O’Flynn’s story begins in Cork, a city of about 120,000 people in the south of Ireland. From there, O’Flynn forged his real estate business, culminating in the construction of the Elysian in Cork at the height of the nation’s property bubble.

Close to the River Lee, the 17-story tower contained 211 apartments, selling for as much as much as 1.8 million euros each. Trouble was, construction finished just as Ireland’s property market crashed, in 2008.

Two years later, O’Flynn’s loans were transferred to the country’s bad bank, the National Asset Management Agency, set up to purge the financial system of commercial real estate loans.

Enter Blackstone. In May, it agreed to buy the O’Flynn loans through Carbon Finance.

Burlington Hotel

Spearheaded by Blackstone, overseas investors have poured into Ireland since the crash, picking up real estate and loans to developers at a fraction of their face value. Blackstone owns the Burlington Hotel, a landmark, 501-bedroom hotel in the south of Dublin, and this year bought three office buildings in the capital from NAMA. Prime Dublin office rents rose 15 percent in the second quarter from the previous three months, according to CBRE Group Inc., a real estate services adviser.

Last month, Blackstone delivered a letter to O’Flynn’s home in the Cork village of Ovens, alerting him to the demand for payment of personal loans, according to Irvine’s ruling.
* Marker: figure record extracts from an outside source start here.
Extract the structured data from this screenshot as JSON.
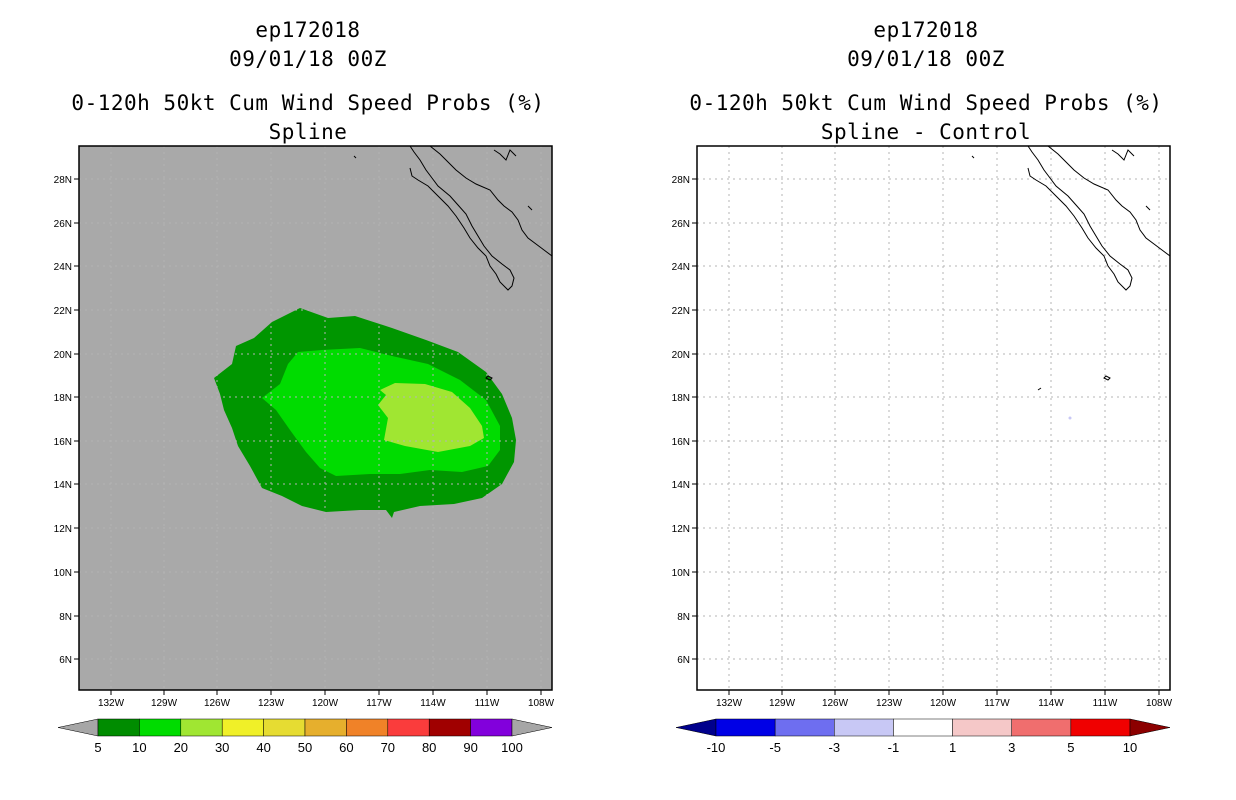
{
  "left_panel": {
    "storm_id": "ep172018",
    "datetime": "09/01/18 00Z",
    "product": "0-120h 50kt Cum Wind Speed Probs (%)",
    "method": "Spline"
  },
  "right_panel": {
    "storm_id": "ep172018",
    "datetime": "09/01/18 00Z",
    "product": "0-120h 50kt Cum Wind Speed Probs (%)",
    "method": "Spline - Control"
  },
  "lat_labels": [
    "28N",
    "26N",
    "24N",
    "22N",
    "20N",
    "18N",
    "16N",
    "14N",
    "12N",
    "10N",
    "8N",
    "6N"
  ],
  "lon_labels": [
    "132W",
    "129W",
    "126W",
    "123W",
    "120W",
    "117W",
    "114W",
    "111W",
    "108W"
  ],
  "left_colorbar": {
    "labels": [
      "5",
      "10",
      "20",
      "30",
      "40",
      "50",
      "60",
      "70",
      "80",
      "90",
      "100"
    ],
    "colors": [
      "#008c00",
      "#00dc00",
      "#a0e632",
      "#f0f028",
      "#e6dc32",
      "#e6af2d",
      "#f08228",
      "#fa3c3c",
      "#a00000",
      "#8200dc"
    ],
    "under_color": "#a6a6a6",
    "over_color": "#a6a6a6"
  },
  "right_colorbar": {
    "labels": [
      "-10",
      "-5",
      "-3",
      "-1",
      "1",
      "3",
      "5",
      "10"
    ],
    "colors": [
      "#0000e6",
      "#6e6ef0",
      "#c8c8f5",
      "#ffffff",
      "#f5c8c8",
      "#f06e6e",
      "#f00000"
    ],
    "under_color": "#00008c",
    "over_color": "#8c0000"
  },
  "colors": {
    "land_bg": "#a9a9a9",
    "prob_5_10": "#009600",
    "prob_10_20": "#00dc00",
    "prob_20_30": "#a0e632",
    "grid": "#b4b4b4"
  }
}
In court filings on July 29, Blackstone said that it wanted to seize shares in O’Flynn’s parent company he had pledged as security for personal loans if he wasn’t in a position to meet their demands. The loans were payable on demand, Blackstone said in the filings. As O’Flynn was unable to repay the loans forthwith, Blackstone was able to topple him, and by 1:05 p.m. that day, court-appointed officials had removed O’Flynn as a director of the wider group.

August Hearing

O’Flynn would still be out of a job if not for Irvine’s ruling. The judge returned to Dublin’s court complex, which was otherwise deserted during the August summer break, to deliver her decision.

The press and public galleries, including Bill Cullen, who hosted “The Apprentice” television show in Ireland as the nation’s version of Donald Trump, were full. In 2008, contestants on the show were invited to create a 45-second commercial for the Elysian, with the winner chosen by O’Flynn.
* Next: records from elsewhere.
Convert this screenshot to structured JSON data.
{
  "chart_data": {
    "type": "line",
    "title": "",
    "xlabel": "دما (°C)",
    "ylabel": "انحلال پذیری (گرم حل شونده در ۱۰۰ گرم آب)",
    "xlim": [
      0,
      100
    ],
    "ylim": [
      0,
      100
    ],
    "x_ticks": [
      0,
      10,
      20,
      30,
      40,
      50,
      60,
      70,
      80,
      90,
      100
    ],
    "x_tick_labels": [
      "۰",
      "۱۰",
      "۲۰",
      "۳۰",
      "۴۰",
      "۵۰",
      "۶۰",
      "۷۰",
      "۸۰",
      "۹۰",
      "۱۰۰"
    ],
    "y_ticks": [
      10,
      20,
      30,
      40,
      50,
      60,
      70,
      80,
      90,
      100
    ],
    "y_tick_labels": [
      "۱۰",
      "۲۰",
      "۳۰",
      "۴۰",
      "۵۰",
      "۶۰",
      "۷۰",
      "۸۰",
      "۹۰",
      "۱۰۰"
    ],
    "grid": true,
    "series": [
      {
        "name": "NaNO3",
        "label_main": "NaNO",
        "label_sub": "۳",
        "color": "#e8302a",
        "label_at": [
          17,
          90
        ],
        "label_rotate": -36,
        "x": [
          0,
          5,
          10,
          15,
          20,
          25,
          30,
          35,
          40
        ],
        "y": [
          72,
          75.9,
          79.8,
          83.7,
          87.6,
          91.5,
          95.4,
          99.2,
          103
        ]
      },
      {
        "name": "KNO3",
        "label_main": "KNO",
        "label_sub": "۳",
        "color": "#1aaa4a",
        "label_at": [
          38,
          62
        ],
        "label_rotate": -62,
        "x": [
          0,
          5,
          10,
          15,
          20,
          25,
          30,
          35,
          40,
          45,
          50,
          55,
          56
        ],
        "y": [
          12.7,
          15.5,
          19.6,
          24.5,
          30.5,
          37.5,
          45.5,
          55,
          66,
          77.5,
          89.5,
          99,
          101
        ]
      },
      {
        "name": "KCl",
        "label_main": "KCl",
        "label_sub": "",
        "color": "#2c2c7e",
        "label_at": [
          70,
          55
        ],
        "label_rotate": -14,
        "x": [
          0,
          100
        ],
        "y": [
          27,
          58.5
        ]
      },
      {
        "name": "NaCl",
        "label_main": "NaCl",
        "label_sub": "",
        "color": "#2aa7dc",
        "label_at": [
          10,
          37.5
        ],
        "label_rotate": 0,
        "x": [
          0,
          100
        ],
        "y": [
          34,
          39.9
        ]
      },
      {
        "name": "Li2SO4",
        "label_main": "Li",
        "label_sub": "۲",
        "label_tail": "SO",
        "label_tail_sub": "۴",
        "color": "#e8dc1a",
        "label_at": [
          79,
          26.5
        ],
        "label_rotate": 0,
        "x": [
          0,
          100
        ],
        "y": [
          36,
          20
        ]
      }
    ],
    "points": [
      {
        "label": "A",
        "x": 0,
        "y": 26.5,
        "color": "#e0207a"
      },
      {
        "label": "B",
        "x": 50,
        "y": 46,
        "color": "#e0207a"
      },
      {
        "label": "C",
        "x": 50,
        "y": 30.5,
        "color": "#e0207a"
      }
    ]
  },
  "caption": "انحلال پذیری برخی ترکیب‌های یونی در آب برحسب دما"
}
O’Flynn visibly relaxed during Irvine’s hour-long reading of the judgment as it became clear that he had defeated Blackstone.

Irvine concluded that Blackstone’s demand for instant repayment was designed to gain control of the entire company, because the loans were linked.

“When it issued the demand letters, it was not setting out to recover the money,” she said. “The last thing it wanted was payment because that would have scuttled its plans.”

Year-end Payment

In its statement, Blackstone signaled it’s not giving up. At the end of the year, 235 million euros are scheduled to be repaid to Carbon Finance, which maintained his companies are insolvent.

The company “will continue to safeguard its position as a significant creditor of the O’Flynn Group and to do everything to protect the assets of the group and its creditors,” Carbon Finance said in its statement.

O’Flynn, for his part, simply says he’s ready to move on.

“We’re all big boys and we just want to move on with doing what we do best,” O’Flynn said. “That’s making a return.”